Question

A monochromatic light source S of wavelength 440 nm is placed slightly above a plane mirror M as shown. Image of S in M can be used as a virtual source to produce interference fringes on the screen. The distance of source S from O is 20.0cm, and the distance of screen from O is 100.0 cm (figure is not to scale). If the angle $\theta = 0.50 \times {10^{ - 2}}$ radians, the width of the interference fringes observed on the screen is?
 

A. 2.20 mm
B. 2.64mm
C. 1.10 mm
D. 0.55 mm

Answer 1

Hint: Firstly we will draw the ray diagram to have a clear idea of the question. According to figure ${S_1}$ will behave as a virtual source of light and we will be able to observe Young’s double-slit which has the distance between the source d and distance between the source and the screen is d. We will use the mathematical expressions of this physical phenomenon to find the required answer
Formula used:
$\beta = \dfrac{{\lambda D}}{d}$

Complete answer:
Given in the question are the following:
Wavelength, $\lambda = 44nm = 440 \times {10^{ - 9}}m$
 $\eqalign{
  & SO = 20.0cm \cr
  & \theta = 0.5 \times {10^{ - 2}}radians \cr} $

We can assume the given system to be acting like Young’s double-slit experiment. We need to find the width of the fringes. Let $S$ and ${S_1}$ be the source of light for Young’s double-slit experiment as shown in the figure below:

From the diagram, we have:
$\eqalign{
  & D = SO\cos \theta + 100 \cr
  & \Rightarrow D = 20 \times 1 + 100 \cr
  & \therefore D = 120cm \cr} $
Similarly,
$\eqalign{
  & d = 2 \times SO\sin \theta \cr
  & \Rightarrow d = 2 \times 20 \times 0.5 \times {10^{ - 3}} \cr
  & \therefore d = 2 \times {10^{ - 2}}cm \cr} $
Now, the fridge width in Young’s double slit is given by:
$\beta = \dfrac{{\lambda D}}{d}$
Substituting the calculated values in the above equation we get:
$\eqalign{
  & \beta = \dfrac{{440 \times {{10}^{ - 6}} \times 120 \times {{10}^2}}}{{2 \times {{10}^{ - 2}} \times {{10}^2}}} \cr
  & \Rightarrow \beta = 264 \times {10^{ - 2}} \cr
  & \therefore \beta = 2.64mm \cr} $
The width of the interference fringes observed on the screen is 2.64 mm.

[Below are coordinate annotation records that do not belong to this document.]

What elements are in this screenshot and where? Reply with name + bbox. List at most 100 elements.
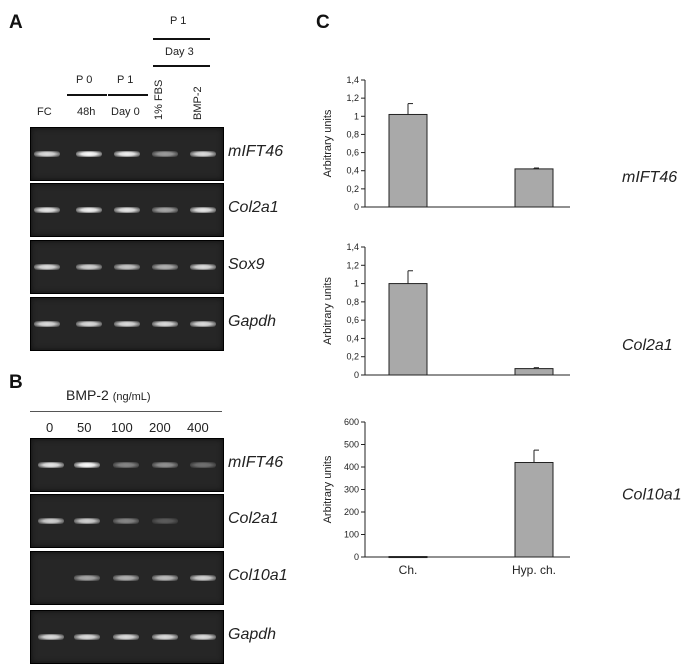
gel-band: [113, 575, 139, 581]
panel-b-header-label: BMP-2: [66, 387, 109, 403]
bar-mift46-0: [388, 113, 428, 208]
bar-col10a1-1: [514, 462, 554, 558]
panel-b-lane-label-2: 100: [111, 420, 133, 435]
panel-b-lane-label-0: 0: [46, 420, 54, 435]
gel-band: [34, 321, 60, 327]
gel-panel-a-sox9: [30, 240, 224, 294]
y-tick-label: 0,4: [346, 333, 359, 343]
y-tick-label: 300: [344, 485, 359, 495]
panel-a-rule-p1: [108, 94, 148, 96]
gel-panel-a-mift46: [30, 127, 224, 181]
panel-a-header-p1-top: P 1: [170, 15, 187, 27]
panel-c-letter: C: [316, 12, 330, 33]
y-tick-label: 0: [354, 552, 359, 562]
gel-band: [74, 518, 100, 524]
gel-gene-label: Col2a1: [228, 510, 279, 527]
panel-b-lane-label-4: 400: [187, 420, 209, 435]
gel-band: [113, 634, 139, 640]
panel-a-rule-top: [153, 38, 210, 40]
chart-gene-label: Col10a1: [622, 487, 682, 504]
gel-band: [152, 207, 178, 213]
gel-gene-label: Col2a1: [228, 199, 279, 216]
chart-gene-label: mIFT46: [622, 169, 677, 186]
gel-band: [34, 151, 60, 157]
y-tick-label: 500: [344, 440, 359, 450]
gel-band: [114, 151, 140, 157]
gel-band: [152, 151, 178, 157]
panel-b-header-unit: (ng/mL): [112, 391, 151, 403]
gel-band: [152, 634, 178, 640]
y-axis-label: Arbitrary units: [322, 109, 334, 177]
gel-gene-label: mIFT46: [228, 143, 284, 160]
gel-gene-label: Gapdh: [228, 626, 277, 643]
gel-band: [152, 575, 178, 581]
y-tick-label: 1: [354, 279, 359, 289]
chart-gene-label: Col2a1: [622, 337, 673, 354]
gel-panel-b-col10a1: [30, 551, 224, 605]
bar-col10a1-0: [388, 556, 428, 559]
gel-band: [114, 321, 140, 327]
bar-col2a1-1: [514, 368, 554, 376]
panel-a-rule-day3: [153, 65, 210, 67]
y-tick-label: 1,2: [346, 260, 359, 270]
gel-gene-label: Col10a1: [228, 567, 288, 584]
gel-band: [76, 207, 102, 213]
y-tick-label: 0: [354, 370, 359, 380]
y-tick-label: 0,4: [346, 166, 359, 176]
y-axis-label: Arbitrary units: [322, 277, 334, 345]
gel-panel-a-col2a1: [30, 183, 224, 237]
gel-gene-label: mIFT46: [228, 454, 284, 471]
panel-a-lane-label-3: 1% FBS: [153, 79, 165, 120]
y-tick-label: 1,4: [346, 75, 359, 85]
x-tick-label: Ch.: [399, 563, 418, 577]
panel-b-header: BMP-2 (ng/mL): [66, 387, 151, 403]
gel-band: [76, 321, 102, 327]
panel-a-rule-p0: [67, 94, 107, 96]
y-tick-label: 1,2: [346, 93, 359, 103]
gel-band: [152, 518, 178, 524]
panel-a-header-day3: Day 3: [165, 46, 194, 58]
y-tick-label: 400: [344, 462, 359, 472]
gel-panel-b-mift46: [30, 438, 224, 492]
y-tick-label: 0: [354, 202, 359, 212]
panel-a-header-p0: P 0: [76, 74, 93, 86]
y-axis-label: Arbitrary units: [322, 455, 334, 523]
x-tick-label: Hyp. ch.: [512, 563, 556, 577]
gel-band: [114, 264, 140, 270]
gel-band: [38, 462, 64, 468]
panel-a-lane-label-0: FC: [37, 106, 52, 118]
gel-band: [38, 634, 64, 640]
gel-band: [190, 634, 216, 640]
y-tick-label: 0,2: [346, 352, 359, 362]
panel-b-lane-label-1: 50: [77, 420, 92, 435]
gel-panel-b-col2a1: [30, 494, 224, 548]
gel-panel-b-gapdh: [30, 610, 224, 664]
gel-band: [190, 207, 216, 213]
y-tick-label: 1: [354, 111, 359, 121]
y-tick-label: 0,8: [346, 129, 359, 139]
gel-band: [152, 264, 178, 270]
gel-band: [114, 207, 140, 213]
gel-band: [190, 321, 216, 327]
gel-band: [74, 575, 100, 581]
gel-band: [76, 264, 102, 270]
panel-a-header-p1: P 1: [117, 74, 134, 86]
gel-band: [34, 264, 60, 270]
gel-band: [190, 264, 216, 270]
gel-band: [113, 518, 139, 524]
gel-band: [190, 151, 216, 157]
gel-band: [38, 518, 64, 524]
y-tick-label: 1,4: [346, 242, 359, 252]
gel-band: [113, 462, 139, 468]
panel-c-charts: 0 0,2 0,4 0,6 0,8 1 1,2 1,4 Arbitrary units mIFT4…: [322, 75, 682, 577]
y-tick-label: 600: [344, 417, 359, 427]
bar-mift46-1: [514, 168, 554, 208]
panel-b-rule: [30, 411, 222, 412]
gel-band: [152, 462, 178, 468]
gel-band: [74, 462, 100, 468]
gel-band: [152, 321, 178, 327]
panel-a-lane-label-4: BMP-2: [192, 86, 204, 120]
gel-gene-label: Gapdh: [228, 313, 277, 330]
panel-a-lane-label-1: 48h: [77, 106, 96, 118]
y-tick-label: 0,6: [346, 148, 359, 158]
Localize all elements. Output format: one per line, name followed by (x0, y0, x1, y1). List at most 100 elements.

So, the correct answer is “Option B”.

Note:
In diffraction slit width matters. When the slits are narrow, any light that passes through them, bends at the corners, hence suffer diffraction. As a result, there is considerable overlap of the diffraction patterns and hence wide fringes are observed. But, if we increase the width of slits then most of the light passes through the slits without undergoing diffraction. Hence there is less diffraction and the fringes become narrow and lesser in number because of the overlap diffraction is less.